Winter aconites also flower very early in the year, the habit developed to absorb as much sunlight as possible before the woodland trees come into leaf in spring. Their jolly butter-coloured flowers stand out from the gloom on dark Spring days.
Hellebores
Sometimes known as the Christmas Rose, this is another fan of shady positions. Perhaps rather more muted in appearance than the more gaudy pansies and cyclamens, these flowers have a subtle, regal beauty about them. Plant them for their classy pale pinks, purples and yellows, which can appear over a surprisingly long flowering period.
Heathers
Heather plants may all look very similar indeed to some, but this is a surprisingly diverse group of plants. Different varieties flower at different times of the year, such that it is possible to have heather in flower at almost any time of year if you choose your plants well.
The well-named “winter-flowering” heathers produce their beautiful pink and purple flowers in the depths of winter, providing sustenance for hungry insects and attractive colour in the garden.
Winter Jasmine
Winter jasmine may not be the most attractive of bushes for most of the year, but in early spring these plants really come into their own.

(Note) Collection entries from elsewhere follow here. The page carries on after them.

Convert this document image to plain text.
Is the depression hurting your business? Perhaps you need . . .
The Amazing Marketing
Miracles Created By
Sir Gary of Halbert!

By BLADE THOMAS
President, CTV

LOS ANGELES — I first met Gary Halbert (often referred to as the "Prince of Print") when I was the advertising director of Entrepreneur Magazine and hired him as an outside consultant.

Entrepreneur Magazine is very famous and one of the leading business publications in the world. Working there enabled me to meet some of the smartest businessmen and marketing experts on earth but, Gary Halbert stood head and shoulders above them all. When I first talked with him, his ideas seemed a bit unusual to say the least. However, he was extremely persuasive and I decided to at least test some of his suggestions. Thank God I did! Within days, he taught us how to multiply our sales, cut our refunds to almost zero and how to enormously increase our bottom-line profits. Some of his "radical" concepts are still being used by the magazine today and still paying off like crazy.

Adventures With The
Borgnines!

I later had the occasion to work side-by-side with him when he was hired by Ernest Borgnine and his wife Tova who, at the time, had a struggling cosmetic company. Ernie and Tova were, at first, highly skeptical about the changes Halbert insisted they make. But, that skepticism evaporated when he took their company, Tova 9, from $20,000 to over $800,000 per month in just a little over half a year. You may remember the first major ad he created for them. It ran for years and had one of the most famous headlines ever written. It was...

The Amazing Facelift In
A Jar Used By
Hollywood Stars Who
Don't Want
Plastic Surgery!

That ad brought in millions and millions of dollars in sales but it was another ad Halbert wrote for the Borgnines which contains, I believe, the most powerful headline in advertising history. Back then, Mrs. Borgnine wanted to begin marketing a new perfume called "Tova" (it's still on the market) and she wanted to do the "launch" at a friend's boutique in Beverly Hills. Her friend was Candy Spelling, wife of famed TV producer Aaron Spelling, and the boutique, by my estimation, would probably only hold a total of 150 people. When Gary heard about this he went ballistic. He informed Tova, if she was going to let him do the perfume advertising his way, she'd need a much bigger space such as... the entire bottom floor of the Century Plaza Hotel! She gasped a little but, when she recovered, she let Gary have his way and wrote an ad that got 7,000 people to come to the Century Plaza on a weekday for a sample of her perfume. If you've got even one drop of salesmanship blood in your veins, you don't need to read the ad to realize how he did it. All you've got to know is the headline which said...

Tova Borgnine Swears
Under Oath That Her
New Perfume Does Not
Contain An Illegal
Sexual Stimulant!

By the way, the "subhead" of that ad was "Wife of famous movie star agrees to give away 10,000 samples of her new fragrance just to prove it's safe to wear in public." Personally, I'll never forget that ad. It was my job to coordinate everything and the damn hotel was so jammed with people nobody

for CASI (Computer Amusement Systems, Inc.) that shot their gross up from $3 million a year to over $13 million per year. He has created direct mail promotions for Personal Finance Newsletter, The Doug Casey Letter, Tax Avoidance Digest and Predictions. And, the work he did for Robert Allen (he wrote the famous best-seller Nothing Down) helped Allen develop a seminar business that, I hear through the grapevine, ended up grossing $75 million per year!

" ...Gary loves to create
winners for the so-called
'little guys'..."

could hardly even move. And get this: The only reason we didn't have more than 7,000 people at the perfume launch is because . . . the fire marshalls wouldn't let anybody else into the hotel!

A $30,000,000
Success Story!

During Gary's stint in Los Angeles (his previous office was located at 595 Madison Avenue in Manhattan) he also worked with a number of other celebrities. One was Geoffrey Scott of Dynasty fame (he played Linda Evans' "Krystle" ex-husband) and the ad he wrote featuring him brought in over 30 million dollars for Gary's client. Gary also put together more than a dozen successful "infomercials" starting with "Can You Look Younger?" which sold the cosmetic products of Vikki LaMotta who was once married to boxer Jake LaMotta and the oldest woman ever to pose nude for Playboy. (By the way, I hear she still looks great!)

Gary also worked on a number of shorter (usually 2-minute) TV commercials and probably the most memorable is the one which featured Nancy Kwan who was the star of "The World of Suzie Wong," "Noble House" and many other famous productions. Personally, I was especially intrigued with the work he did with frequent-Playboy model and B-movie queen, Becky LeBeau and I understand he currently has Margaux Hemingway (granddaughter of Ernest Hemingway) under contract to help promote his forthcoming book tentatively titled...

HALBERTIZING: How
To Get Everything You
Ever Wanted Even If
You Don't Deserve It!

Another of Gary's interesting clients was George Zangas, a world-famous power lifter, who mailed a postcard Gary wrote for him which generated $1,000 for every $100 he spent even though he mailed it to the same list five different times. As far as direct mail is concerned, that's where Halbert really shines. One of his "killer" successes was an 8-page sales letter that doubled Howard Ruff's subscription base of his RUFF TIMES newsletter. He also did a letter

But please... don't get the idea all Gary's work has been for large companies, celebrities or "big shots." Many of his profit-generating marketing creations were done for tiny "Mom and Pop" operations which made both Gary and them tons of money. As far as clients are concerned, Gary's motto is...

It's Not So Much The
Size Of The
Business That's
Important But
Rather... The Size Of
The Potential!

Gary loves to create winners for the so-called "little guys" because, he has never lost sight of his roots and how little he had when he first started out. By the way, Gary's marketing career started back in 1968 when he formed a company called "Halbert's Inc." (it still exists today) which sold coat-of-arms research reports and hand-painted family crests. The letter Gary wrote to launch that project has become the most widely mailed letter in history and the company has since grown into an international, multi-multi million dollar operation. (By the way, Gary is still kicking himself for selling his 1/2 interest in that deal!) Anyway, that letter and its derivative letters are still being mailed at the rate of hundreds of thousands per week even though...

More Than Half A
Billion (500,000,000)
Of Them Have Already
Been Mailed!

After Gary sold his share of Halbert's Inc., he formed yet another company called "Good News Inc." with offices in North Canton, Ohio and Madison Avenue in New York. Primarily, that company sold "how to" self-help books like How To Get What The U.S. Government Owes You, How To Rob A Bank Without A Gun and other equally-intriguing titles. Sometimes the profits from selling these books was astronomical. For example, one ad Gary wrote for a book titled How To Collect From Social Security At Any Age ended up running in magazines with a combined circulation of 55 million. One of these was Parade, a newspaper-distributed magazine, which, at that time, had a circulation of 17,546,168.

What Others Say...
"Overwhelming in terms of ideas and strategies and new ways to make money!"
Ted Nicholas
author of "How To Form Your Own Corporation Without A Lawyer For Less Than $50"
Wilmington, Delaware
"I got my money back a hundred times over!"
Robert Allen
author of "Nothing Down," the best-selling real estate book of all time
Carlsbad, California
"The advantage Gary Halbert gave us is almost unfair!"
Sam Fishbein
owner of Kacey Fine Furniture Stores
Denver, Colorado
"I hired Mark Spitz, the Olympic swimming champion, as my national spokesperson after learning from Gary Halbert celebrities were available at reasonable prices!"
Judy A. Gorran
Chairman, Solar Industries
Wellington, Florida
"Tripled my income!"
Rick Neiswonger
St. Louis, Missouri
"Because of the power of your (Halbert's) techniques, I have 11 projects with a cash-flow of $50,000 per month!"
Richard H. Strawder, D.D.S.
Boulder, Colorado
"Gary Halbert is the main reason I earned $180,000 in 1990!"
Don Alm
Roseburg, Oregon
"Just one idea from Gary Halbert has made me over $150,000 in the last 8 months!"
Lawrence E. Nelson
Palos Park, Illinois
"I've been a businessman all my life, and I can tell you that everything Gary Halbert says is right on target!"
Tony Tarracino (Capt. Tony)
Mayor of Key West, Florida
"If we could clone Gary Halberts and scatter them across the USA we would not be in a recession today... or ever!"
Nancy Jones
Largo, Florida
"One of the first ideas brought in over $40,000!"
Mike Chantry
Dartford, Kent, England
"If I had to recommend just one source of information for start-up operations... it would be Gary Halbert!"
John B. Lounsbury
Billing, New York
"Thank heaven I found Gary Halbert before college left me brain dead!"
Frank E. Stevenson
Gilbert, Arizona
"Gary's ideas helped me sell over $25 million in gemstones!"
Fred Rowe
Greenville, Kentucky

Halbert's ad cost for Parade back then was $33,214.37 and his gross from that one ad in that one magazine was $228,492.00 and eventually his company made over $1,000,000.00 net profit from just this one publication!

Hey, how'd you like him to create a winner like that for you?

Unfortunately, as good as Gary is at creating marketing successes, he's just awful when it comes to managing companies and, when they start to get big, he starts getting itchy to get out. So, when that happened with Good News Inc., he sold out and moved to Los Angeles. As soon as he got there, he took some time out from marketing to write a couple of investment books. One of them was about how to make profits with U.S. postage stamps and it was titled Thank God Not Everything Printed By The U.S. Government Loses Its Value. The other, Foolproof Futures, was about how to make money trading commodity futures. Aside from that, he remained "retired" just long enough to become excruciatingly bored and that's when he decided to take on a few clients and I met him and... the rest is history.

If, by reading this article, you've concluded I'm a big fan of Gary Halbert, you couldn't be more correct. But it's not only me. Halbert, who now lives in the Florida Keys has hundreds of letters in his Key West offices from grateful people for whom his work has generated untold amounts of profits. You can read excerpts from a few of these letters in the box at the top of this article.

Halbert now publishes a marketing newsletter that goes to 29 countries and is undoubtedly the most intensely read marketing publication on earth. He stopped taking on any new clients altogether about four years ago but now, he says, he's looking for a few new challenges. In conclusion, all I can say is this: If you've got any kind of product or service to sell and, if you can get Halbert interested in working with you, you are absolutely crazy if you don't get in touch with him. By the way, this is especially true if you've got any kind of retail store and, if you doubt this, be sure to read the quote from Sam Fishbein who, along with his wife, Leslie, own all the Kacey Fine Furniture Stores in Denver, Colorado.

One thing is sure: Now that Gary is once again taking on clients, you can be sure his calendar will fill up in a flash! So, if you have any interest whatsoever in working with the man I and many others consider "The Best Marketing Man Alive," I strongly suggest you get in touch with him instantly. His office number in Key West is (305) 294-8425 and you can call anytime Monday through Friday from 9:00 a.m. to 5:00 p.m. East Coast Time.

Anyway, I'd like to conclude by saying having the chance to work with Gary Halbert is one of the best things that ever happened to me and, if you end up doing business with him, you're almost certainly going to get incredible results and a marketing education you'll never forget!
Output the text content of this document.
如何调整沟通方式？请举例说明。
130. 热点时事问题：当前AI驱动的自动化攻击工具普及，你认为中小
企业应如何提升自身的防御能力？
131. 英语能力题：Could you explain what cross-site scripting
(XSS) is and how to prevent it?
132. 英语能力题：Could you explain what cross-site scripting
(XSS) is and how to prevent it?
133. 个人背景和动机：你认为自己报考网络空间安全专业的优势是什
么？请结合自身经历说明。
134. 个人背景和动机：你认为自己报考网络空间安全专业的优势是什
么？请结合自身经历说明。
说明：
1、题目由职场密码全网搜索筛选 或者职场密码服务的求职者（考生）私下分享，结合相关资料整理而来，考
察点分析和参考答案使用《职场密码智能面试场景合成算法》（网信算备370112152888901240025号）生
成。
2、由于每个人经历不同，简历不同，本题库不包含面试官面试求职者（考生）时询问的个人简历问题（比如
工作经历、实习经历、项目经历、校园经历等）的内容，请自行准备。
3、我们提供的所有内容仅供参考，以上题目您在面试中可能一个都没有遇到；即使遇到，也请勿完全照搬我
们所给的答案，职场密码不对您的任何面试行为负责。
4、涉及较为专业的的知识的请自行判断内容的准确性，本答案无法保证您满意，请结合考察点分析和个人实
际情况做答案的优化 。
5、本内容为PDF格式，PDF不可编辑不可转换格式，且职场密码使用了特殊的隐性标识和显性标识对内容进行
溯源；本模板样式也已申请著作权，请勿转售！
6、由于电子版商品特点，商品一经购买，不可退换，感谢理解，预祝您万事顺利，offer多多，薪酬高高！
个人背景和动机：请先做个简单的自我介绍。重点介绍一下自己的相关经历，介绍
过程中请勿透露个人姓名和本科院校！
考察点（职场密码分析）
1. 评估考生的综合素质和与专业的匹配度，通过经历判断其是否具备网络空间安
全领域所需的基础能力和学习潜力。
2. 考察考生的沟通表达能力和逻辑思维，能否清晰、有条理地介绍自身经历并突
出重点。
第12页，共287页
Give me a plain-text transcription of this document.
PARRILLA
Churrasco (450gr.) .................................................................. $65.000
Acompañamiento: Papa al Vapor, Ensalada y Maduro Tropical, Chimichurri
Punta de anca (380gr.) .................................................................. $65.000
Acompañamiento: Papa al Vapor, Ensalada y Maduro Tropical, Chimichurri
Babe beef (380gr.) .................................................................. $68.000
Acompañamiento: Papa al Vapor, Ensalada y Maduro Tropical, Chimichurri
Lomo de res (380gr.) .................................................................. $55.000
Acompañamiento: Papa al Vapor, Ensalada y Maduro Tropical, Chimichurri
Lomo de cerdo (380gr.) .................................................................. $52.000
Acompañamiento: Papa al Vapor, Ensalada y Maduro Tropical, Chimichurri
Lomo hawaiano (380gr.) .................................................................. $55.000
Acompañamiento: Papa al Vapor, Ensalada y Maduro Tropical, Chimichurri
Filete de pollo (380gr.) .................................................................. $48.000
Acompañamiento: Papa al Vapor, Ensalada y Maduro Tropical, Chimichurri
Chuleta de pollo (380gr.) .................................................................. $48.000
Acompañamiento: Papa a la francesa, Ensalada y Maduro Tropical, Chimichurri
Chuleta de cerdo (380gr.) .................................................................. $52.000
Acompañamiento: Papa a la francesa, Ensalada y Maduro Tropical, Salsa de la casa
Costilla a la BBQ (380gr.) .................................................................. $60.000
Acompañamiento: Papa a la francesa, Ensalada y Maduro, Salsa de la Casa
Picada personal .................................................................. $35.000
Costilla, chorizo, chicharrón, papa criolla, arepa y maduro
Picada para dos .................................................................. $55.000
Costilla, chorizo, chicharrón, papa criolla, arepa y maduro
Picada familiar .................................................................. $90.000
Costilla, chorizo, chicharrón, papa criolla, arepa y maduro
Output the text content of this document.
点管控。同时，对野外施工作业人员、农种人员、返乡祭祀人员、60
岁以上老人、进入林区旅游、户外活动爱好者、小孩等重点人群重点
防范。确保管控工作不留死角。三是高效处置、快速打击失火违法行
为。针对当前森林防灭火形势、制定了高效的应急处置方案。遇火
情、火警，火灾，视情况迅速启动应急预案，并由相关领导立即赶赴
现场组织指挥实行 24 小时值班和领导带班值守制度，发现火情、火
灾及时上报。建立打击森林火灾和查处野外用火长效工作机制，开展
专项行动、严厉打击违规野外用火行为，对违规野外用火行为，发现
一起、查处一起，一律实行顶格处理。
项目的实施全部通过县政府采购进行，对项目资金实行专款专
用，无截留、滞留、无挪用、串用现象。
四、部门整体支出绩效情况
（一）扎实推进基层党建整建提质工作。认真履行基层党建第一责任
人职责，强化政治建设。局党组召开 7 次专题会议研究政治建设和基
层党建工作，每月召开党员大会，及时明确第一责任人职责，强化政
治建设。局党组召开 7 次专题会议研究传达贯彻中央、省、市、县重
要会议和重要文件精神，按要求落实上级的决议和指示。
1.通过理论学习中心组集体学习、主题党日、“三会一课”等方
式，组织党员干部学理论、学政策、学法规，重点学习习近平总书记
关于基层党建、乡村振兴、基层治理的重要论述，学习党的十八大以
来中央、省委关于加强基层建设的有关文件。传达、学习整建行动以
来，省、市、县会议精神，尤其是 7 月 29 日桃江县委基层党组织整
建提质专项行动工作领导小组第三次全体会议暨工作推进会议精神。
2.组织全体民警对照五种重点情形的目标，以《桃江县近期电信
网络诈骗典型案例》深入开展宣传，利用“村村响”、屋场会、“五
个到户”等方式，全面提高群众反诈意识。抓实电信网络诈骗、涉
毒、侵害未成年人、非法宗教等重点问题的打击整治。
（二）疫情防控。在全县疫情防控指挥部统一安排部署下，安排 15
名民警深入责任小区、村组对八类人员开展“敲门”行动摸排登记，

A natural scrambler, this is a plant to grow against some kind of structure like a wall or a shed. Here its evergreen foliage will quickly grow and spread, while the yellow flowers sing out from the darkness in early Spring.
Red-Barked Dogwood (Cornus alba)
Possibly the most unusual suggestion of all, the red-barked dogwood isn’t a plant of notable flowers, or even foliage. Instead, as the name might suggest, it is the bright red stems which really make it stand out in a winter garden.
These dense bushes look almost like a photograph of a firework going off, with explosions of bright red radiating out from the central crown. Plant in a group for real impact, perhaps with some of the other plants mentioned here beneath for contrast.